When Kilgray releases the videos of the talks, do watch them. I do hope the sound and picture quality will be good, because too often I really did wish I could have been in two rooms at once.

The Twitstream shared a lot of the gritty details of the presentations; the hashtag #memoQfest or an archive established by a Ukrainian user will show these for a while at least. And I'll be drawing on the tweets, my other notes and the memories of conversations in the breaks to share insights, many quite trivial, all of which confirm that memoQ is the right choice for most of my translation IT needs. The only thing I'll say now is that in memoQ 6 the versioning features will be the same in all editions of memoQ. Big deal. For some of us.

Oh yes, and next year's memoQ fest might not be in Budapest. If I weren't visiting that city with some frequency now for dogs, I might be disappointed, because I love it and the rest of the country I have seen, but the change is unlikely to be a problem, because what makes Kilgray's memoQ truly great is not the venue and not the rather good technology, but the people: the ones who make it and the ones who use it.


1 comment:

  1. I think you will find the quote from Asia Online taken out of context. It refers to the fact that there is a huge wave of content that humans cannot possibly keep up with. This is growing rapidly every year. Today human translators only translate 0.00000067% of all new text content. MT is the only way that much of the remaining content can be translated due to volume, time and cost constraints. There is simply too much content that is well beyond the capacity of the human translator population. Many organizations have come to the same conclusion, including research from Common Sense Advisory.

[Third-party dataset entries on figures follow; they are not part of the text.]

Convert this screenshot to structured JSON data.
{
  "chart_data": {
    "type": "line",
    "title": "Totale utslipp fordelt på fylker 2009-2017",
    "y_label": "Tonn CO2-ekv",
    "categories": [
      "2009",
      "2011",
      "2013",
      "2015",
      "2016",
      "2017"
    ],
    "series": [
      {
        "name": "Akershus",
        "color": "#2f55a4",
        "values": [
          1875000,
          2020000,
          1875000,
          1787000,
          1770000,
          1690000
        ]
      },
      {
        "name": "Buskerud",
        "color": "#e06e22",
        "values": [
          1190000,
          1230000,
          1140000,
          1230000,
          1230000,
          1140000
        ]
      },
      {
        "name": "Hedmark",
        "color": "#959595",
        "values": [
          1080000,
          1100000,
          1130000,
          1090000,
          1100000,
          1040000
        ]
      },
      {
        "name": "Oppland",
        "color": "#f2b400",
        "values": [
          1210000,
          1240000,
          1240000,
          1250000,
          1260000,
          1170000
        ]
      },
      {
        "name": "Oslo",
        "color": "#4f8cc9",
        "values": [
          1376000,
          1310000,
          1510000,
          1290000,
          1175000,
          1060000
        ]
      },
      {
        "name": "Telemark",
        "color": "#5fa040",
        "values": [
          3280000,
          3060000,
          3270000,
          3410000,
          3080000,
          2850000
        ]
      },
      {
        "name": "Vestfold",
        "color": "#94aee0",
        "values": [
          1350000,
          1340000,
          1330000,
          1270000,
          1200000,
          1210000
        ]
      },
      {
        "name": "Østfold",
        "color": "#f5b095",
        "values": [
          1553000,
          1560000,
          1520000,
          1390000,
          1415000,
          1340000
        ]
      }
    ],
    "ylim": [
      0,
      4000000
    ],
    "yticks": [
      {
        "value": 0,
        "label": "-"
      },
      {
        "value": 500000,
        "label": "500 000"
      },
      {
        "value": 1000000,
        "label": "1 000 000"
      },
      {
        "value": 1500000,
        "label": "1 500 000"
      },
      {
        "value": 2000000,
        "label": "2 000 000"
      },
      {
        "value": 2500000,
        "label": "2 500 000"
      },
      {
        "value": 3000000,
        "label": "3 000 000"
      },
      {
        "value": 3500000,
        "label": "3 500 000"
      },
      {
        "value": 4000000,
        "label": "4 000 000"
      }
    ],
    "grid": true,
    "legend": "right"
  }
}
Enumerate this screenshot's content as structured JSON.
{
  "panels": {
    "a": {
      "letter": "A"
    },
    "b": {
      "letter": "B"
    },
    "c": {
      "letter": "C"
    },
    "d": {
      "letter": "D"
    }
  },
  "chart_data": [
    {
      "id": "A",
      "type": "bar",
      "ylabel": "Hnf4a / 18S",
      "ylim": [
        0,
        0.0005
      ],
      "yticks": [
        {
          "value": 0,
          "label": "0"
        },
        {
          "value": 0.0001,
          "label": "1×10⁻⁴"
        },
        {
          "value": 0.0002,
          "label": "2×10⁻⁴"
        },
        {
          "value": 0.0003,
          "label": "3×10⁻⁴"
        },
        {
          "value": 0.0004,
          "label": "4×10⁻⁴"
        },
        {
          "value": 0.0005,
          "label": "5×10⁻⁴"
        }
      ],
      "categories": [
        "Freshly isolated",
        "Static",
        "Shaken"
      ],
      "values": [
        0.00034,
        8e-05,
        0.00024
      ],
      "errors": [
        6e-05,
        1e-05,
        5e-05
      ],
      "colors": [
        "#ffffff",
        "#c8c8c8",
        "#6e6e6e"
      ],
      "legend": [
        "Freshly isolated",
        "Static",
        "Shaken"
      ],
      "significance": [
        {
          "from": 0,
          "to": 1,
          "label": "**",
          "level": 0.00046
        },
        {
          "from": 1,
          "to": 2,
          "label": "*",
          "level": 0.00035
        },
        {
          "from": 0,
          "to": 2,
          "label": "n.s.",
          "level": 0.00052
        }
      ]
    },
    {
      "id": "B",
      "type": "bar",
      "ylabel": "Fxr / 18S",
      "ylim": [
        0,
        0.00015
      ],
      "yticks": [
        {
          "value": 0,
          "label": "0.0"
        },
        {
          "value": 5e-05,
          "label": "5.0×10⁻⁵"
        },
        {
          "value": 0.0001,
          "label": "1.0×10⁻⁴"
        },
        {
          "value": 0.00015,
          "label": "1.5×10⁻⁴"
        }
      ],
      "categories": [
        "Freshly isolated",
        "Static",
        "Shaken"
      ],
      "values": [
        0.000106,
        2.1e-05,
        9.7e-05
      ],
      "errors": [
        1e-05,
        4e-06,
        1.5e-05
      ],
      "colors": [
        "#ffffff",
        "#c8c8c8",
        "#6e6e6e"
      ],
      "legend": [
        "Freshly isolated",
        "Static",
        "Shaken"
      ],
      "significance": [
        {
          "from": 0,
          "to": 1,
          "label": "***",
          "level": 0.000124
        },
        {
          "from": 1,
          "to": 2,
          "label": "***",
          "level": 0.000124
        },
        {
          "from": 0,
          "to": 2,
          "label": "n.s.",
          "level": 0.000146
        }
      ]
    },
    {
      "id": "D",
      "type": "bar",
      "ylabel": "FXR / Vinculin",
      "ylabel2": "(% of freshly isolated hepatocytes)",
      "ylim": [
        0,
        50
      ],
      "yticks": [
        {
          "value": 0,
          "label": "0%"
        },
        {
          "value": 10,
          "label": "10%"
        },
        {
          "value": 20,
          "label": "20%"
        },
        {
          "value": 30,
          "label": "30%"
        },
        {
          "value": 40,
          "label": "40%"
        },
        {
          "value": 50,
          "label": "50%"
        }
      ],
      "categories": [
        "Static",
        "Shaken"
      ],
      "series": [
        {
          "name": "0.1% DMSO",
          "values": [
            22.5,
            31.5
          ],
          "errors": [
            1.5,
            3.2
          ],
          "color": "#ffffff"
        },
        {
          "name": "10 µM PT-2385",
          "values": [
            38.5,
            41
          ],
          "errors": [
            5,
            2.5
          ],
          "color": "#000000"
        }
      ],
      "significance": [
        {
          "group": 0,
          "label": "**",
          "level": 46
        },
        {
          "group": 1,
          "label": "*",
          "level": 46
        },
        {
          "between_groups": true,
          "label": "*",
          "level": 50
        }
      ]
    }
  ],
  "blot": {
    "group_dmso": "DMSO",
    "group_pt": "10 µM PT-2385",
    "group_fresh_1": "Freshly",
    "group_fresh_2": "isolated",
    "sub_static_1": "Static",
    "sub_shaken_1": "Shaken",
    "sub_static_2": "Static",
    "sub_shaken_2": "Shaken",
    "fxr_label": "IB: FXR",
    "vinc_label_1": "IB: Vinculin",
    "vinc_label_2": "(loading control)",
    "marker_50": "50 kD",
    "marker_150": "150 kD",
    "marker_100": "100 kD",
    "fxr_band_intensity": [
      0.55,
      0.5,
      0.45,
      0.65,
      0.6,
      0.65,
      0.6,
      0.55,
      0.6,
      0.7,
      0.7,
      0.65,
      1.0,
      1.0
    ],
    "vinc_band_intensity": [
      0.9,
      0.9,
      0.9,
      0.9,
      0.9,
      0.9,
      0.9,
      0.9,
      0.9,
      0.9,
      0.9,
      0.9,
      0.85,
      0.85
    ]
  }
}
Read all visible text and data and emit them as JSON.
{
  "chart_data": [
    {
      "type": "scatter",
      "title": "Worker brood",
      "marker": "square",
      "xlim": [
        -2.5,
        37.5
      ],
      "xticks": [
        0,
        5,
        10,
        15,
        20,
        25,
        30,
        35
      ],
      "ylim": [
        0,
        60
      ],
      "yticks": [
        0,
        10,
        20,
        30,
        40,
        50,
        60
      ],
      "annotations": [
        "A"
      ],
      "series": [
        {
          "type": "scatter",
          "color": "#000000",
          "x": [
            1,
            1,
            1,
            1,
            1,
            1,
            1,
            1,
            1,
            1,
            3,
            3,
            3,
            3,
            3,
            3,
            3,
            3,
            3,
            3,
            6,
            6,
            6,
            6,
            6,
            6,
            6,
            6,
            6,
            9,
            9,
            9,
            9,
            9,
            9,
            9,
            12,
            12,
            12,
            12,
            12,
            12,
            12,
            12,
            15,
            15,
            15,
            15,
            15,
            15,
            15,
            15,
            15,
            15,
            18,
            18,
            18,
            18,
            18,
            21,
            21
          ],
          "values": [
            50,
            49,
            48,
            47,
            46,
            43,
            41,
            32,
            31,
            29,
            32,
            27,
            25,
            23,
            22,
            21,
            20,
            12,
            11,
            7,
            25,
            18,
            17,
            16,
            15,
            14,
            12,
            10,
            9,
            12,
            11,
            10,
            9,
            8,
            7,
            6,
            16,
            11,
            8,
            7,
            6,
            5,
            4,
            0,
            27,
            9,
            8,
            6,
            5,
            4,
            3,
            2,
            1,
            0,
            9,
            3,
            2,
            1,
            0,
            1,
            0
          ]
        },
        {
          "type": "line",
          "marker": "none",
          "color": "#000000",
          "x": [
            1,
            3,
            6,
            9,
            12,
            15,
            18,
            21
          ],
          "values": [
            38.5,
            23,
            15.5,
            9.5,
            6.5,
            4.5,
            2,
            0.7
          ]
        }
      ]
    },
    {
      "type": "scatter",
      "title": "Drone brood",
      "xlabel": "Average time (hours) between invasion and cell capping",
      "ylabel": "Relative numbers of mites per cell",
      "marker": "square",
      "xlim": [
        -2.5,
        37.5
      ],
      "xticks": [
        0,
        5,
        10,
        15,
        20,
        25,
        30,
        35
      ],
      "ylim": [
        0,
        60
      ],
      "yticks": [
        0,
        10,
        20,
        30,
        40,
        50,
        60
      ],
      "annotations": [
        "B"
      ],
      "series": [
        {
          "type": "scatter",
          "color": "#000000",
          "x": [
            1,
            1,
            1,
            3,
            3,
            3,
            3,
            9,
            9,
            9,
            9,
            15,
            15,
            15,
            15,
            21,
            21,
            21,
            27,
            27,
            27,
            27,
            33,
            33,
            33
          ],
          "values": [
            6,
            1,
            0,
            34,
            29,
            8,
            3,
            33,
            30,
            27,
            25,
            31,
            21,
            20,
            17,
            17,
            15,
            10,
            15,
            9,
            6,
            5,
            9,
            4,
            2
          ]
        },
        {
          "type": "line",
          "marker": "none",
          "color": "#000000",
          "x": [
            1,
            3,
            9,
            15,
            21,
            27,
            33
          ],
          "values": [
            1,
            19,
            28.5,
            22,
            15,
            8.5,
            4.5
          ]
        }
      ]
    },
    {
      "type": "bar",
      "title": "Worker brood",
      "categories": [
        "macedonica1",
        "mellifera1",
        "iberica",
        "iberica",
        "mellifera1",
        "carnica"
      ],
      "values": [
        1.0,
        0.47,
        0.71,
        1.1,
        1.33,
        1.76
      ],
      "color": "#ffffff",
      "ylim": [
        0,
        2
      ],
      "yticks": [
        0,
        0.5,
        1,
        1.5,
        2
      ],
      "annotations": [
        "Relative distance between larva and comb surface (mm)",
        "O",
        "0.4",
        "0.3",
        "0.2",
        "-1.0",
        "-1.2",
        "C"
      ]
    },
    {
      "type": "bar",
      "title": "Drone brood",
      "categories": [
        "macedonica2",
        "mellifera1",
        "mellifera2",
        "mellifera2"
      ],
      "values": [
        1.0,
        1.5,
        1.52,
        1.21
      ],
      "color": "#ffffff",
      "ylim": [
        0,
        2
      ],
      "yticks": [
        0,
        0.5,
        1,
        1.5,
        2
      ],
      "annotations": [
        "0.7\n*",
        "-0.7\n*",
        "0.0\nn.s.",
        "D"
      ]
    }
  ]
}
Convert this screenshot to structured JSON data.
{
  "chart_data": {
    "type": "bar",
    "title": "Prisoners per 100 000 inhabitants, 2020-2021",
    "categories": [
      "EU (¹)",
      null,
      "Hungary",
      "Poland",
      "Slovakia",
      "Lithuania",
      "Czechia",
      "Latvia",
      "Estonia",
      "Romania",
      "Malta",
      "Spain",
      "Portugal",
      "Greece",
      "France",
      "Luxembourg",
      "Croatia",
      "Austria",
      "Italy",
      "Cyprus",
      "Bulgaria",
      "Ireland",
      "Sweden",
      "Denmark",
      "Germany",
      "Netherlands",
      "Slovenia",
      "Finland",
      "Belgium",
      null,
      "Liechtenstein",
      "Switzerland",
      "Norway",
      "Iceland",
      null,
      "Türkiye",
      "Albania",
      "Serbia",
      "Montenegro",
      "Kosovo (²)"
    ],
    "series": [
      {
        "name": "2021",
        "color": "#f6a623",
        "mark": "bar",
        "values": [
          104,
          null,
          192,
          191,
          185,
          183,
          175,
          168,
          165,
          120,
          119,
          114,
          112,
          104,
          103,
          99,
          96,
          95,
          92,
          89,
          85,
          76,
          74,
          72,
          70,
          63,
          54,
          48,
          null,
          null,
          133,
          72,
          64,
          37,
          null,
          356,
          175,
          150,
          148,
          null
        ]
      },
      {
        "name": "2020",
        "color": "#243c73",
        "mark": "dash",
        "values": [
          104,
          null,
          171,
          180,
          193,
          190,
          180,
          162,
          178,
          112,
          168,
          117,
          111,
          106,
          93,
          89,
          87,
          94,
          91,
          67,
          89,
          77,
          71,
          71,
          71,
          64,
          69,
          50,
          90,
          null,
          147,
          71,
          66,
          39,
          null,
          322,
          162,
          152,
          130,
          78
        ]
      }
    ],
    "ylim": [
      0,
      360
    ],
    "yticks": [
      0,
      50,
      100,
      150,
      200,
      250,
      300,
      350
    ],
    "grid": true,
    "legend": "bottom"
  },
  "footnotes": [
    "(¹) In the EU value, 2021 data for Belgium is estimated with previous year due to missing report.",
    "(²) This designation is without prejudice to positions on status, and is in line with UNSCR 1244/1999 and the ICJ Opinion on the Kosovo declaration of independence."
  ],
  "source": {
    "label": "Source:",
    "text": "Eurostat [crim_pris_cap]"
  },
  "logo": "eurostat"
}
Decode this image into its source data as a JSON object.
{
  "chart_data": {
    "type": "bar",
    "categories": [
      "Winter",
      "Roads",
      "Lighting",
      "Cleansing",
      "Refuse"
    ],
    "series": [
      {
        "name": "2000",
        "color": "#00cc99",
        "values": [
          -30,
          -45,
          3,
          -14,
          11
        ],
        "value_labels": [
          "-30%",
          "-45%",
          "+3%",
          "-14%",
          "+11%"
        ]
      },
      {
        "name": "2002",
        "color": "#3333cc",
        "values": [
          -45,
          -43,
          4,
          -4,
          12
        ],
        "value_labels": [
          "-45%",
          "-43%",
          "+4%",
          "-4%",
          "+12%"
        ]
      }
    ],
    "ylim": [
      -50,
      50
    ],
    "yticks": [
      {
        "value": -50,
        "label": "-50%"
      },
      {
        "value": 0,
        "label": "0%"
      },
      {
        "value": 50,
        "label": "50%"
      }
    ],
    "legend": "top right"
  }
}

    LSPs want more of this new content and the quote was made in the context of the LSP.
    To see the specific context, please view the webinar "The Evolution of Translation: What LSPs need to know to survive and prosper in the rapidly evolving automated translation world." http://www.asiaonline.net/Webinars.aspx#Webinars7. Slides and video are available.
    The most recent Asia Online newsletter also puts this in context http://www.asiaonline.net/newsletters/201205.htm

    You will see from both of the above that it clearly states there will be more work for translators than ever before, but that LSPs need to include translation automation to survive and prosper.